Segundo o professor, outro ponto importante é realizar uma pesquisa baseada em moldes internacionais. Muitos dicionários existentes do português são realizados por apenas uma pessoa com alto grau de erudição, que dedicou uma vida à pesquisa etimológica, quase sempre restrita: “Passamos a vida inteira em uma obra, se quiser, para obter dados”, comenta o professor. Assim, uma das propostas era tentar automatizar esse processo de levantamento de dados de textos históricos, surgindo uma parceria com o IME para a criação do Moedor, principal programa utilizado pelo núcleo para a realização dessa busca de contextos.

Quando um texto passa pelo Moedor, todas as palavras e seus contextos (os períodos na qual elas se encontram) são catalogados e separados, sendo então inseridos em um banco de dados para a datação de seu primeiro testemunho (terminus a quo). Se, por acaso, uma obra contém um termo cuja datação é posterior à data verificada no Moedor, então esse é retrodatado, alterando as informações nesse banco.
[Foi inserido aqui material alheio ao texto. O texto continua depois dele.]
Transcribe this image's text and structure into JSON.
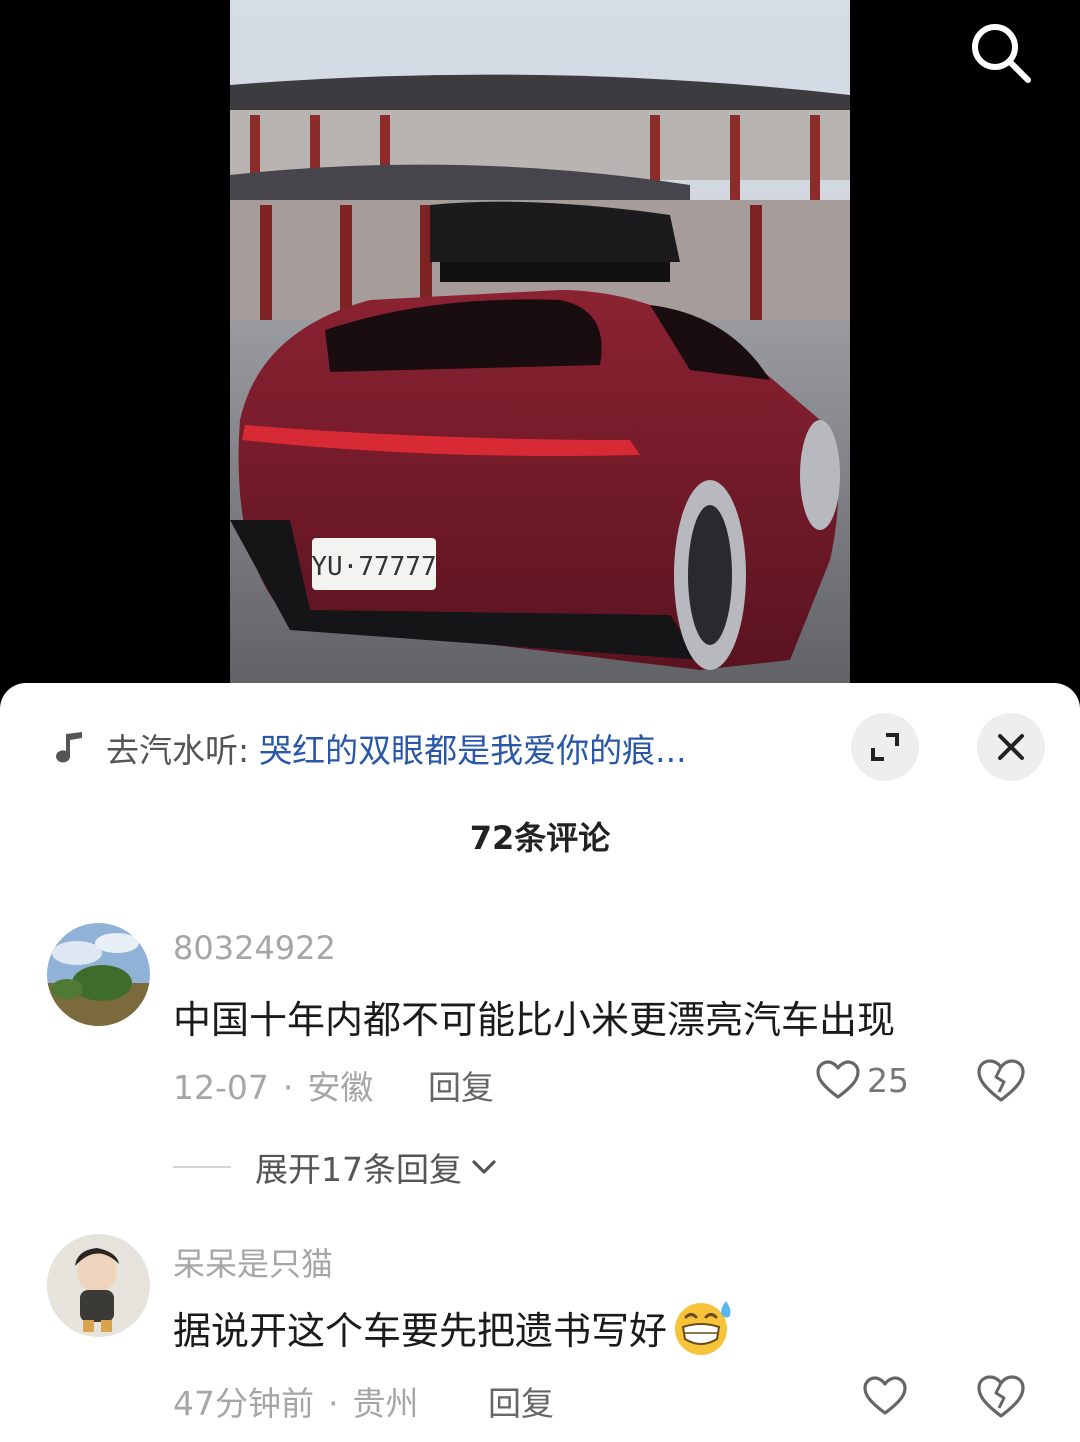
{
  "music": {
    "prefix": "去汽水听:",
    "title": "哭红的双眼都是我爱你的痕..."
  },
  "comments_header": {
    "count_label": "72条评论"
  },
  "comments": [
    {
      "username": "80324922",
      "text": "中国十年内都不可能比小米更漂亮汽车出现",
      "date": "12-07",
      "location": "安徽",
      "reply_label": "回复",
      "like_count": "25",
      "expand_label": "展开17条回复"
    },
    {
      "username": "呆呆是只猫",
      "text": "据说开这个车要先把遗书写好",
      "date": "47分钟前",
      "location": "贵州",
      "reply_label": "回复"
    }
  ],
  "plate_text": "YU·77777",
  "icons": {
    "search": "search-icon",
    "music": "music-note-icon",
    "expand": "expand-icon",
    "close": "close-icon",
    "like": "heart-icon",
    "dislike": "broken-heart-icon",
    "chevron": "chevron-down-icon",
    "emoji": "grinning-sweat-emoji"
  },
  "colors": {
    "sheet_bg": "#ffffff",
    "link_blue": "#2a57a8",
    "muted": "#a6a6a6",
    "car_red": "#7a1a26"
  }
}
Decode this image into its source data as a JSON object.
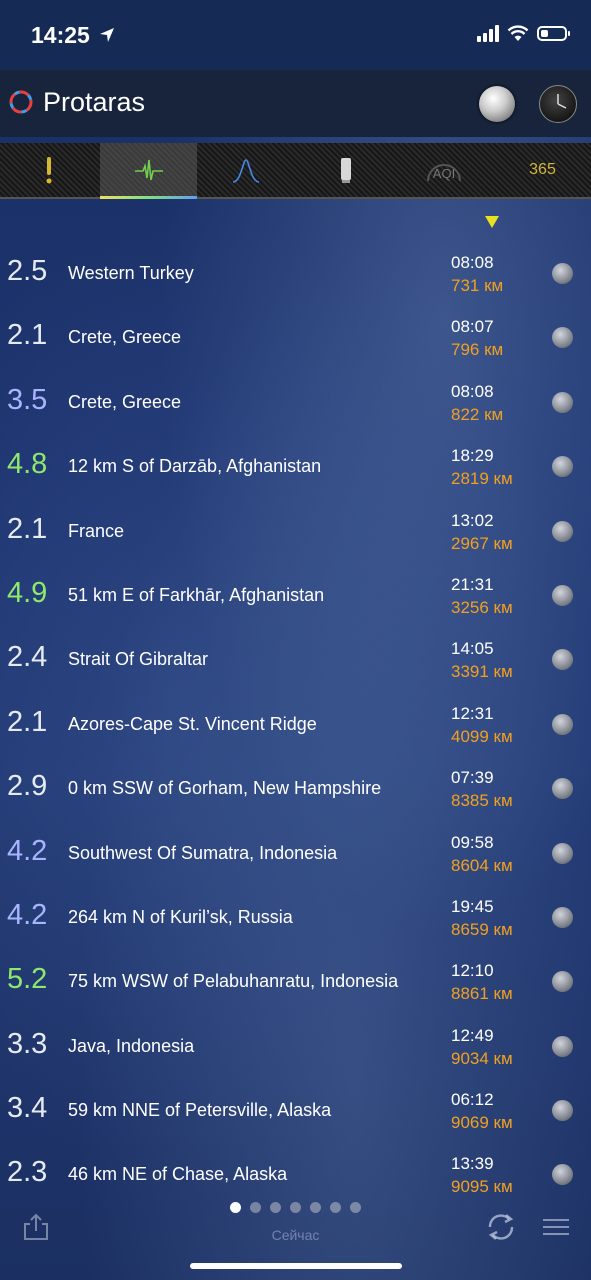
{
  "status_bar": {
    "time": "14:25"
  },
  "header": {
    "title": "Protaras"
  },
  "tabs": [
    {
      "icon": "exclamation-icon",
      "active": false
    },
    {
      "icon": "seismograph-icon",
      "active": true
    },
    {
      "icon": "wave-peak-icon",
      "active": false
    },
    {
      "icon": "cylinder-icon",
      "active": false
    },
    {
      "icon": "aqi-icon",
      "label": "AQI",
      "active": false
    },
    {
      "label": "365",
      "active": false
    }
  ],
  "colors": {
    "mag_default": "#e6ebf2",
    "mag_green": "#8ee86e",
    "mag_blue": "#a9b4ff",
    "distance": "#f0a020"
  },
  "quakes": [
    {
      "mag": "2.5",
      "place": "Western Turkey",
      "time": "08:08",
      "distance": "731 км",
      "level": "default"
    },
    {
      "mag": "2.1",
      "place": "Crete, Greece",
      "time": "08:07",
      "distance": "796 км",
      "level": "default"
    },
    {
      "mag": "3.5",
      "place": "Crete, Greece",
      "time": "08:08",
      "distance": "822 км",
      "level": "blue"
    },
    {
      "mag": "4.8",
      "place": "12 km S of Darzāb, Afghanistan",
      "time": "18:29",
      "distance": "2819 км",
      "level": "green"
    },
    {
      "mag": "2.1",
      "place": "France",
      "time": "13:02",
      "distance": "2967 км",
      "level": "default"
    },
    {
      "mag": "4.9",
      "place": "51 km E of Farkhār, Afghanistan",
      "time": "21:31",
      "distance": "3256 км",
      "level": "green"
    },
    {
      "mag": "2.4",
      "place": "Strait Of Gibraltar",
      "time": "14:05",
      "distance": "3391 км",
      "level": "default"
    },
    {
      "mag": "2.1",
      "place": "Azores-Cape St. Vincent Ridge",
      "time": "12:31",
      "distance": "4099 км",
      "level": "default"
    },
    {
      "mag": "2.9",
      "place": "0 km SSW of Gorham, New Hampshire",
      "time": "07:39",
      "distance": "8385 км",
      "level": "default"
    },
    {
      "mag": "4.2",
      "place": "Southwest Of Sumatra, Indonesia",
      "time": "09:58",
      "distance": "8604 км",
      "level": "blue"
    },
    {
      "mag": "4.2",
      "place": "264 km N of Kuril’sk, Russia",
      "time": "19:45",
      "distance": "8659 км",
      "level": "blue"
    },
    {
      "mag": "5.2",
      "place": "75 km WSW of Pelabuhanratu, Indonesia",
      "time": "12:10",
      "distance": "8861 км",
      "level": "green"
    },
    {
      "mag": "3.3",
      "place": "Java, Indonesia",
      "time": "12:49",
      "distance": "9034 км",
      "level": "default"
    },
    {
      "mag": "3.4",
      "place": "59 km NNE of Petersville, Alaska",
      "time": "06:12",
      "distance": "9069 км",
      "level": "default"
    },
    {
      "mag": "2.3",
      "place": "46 km NE of Chase, Alaska",
      "time": "13:39",
      "distance": "9095 км",
      "level": "default"
    }
  ],
  "footer": {
    "now_label": "Сейчас",
    "pages_total": 7,
    "page_active": 1
  }
}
A partir disso, é possível datar significados, grafias e flexões distintas de uma mesma palavra: são criadas fichas de cada termo (como um dicionário), para, em seguida, ser adicionada a parte etimológica. Essa última etapa, atualmente, é feita por apenas duas pessoas, uma delas o coordenador do núcleo. O professor planeja realizar um curso para a capacitação dos pesquisadores na pesquisa etimológica, porque, de acordo com Viaro, além de ser necessário um conhecimento sobre o tema, é preciso certa homogeneidade nos procedimentos para o trabalho não virar uma “bagunça”.

Ainda na questão etimológica, o núcleo tem uma rede de colaboradores especialistas em diversas línguas, em vários países, que funcionam como consultoria para a pesquisa etimológica, afinal, o português tem palavras derivadas até do quimbundo, língua de origem angolana com poucos falantes e pouquíssimos pesquisadores, necessária, assim, a comunicação com esses contatos externos para uma informação etimológica mais confiável.

Outras ferramentas
Junto com o Moedor, há também o Metaplasmador: considerado por Viaro talvez o único existente no mundo, o programa “checa” a transformação das palavras na língua portuguesa. Foi constatada que houve cinco etapas na transformação do português para os moldes modernos, e esse programa busca, a partir do latim, conferir se a etimologia está certa e verossímil às mudanças fonéticas regulares. Se não estiver, o programa consolida argumentos para defender a proposta etimológica que justifica isso. Exemplificando esse último caso, a palavra melancia deriva de belancia, porque a influência da palavra melão (fruta razoavelmente semelhante e já conhecida), na época, gerou a transformação irregular do termo. No entanto, para um bom uso do Metaplasmador, o pesquisador já deve ter um conhecimento prévio de latim e de suas regras: é um programa mais voltado para assessorar quem já pesquisa etimologia.

Além desses dois programas, está em fase final de testes o N-gram, semelhante ao programa do Google, o qual faz um gráfico que mostra a porcentagem do uso de determinada palavra no banco de dados do Nehilp. Isso contribui para a análise da interferência de palavras nas transformações fonéticas e gráficas de outras, além de abordar um campo diferenciado no ramo: “a etimologia toda até hoje só se preocupou com o surgimento da palavra, mas ela não fala muita coisa sobre quando a palavra deixou de ser usada” comenta o professor. Ou seja, além do terminus a quo, está sendo levantado também o terminus ad quem (último testemunho da palavra).

Assim, com o uso de plataformas digitais e online para a realização desse levantamento e uma gama de informações sobre a história da língua portuguesa, o Nehilp busca preencher essa lacuna presente na pesquisa etimológica do português, seja o falado na Europa, no Brasil ou em quaisquer outros lugares do mundo que têm o idioma lusófono como oficial.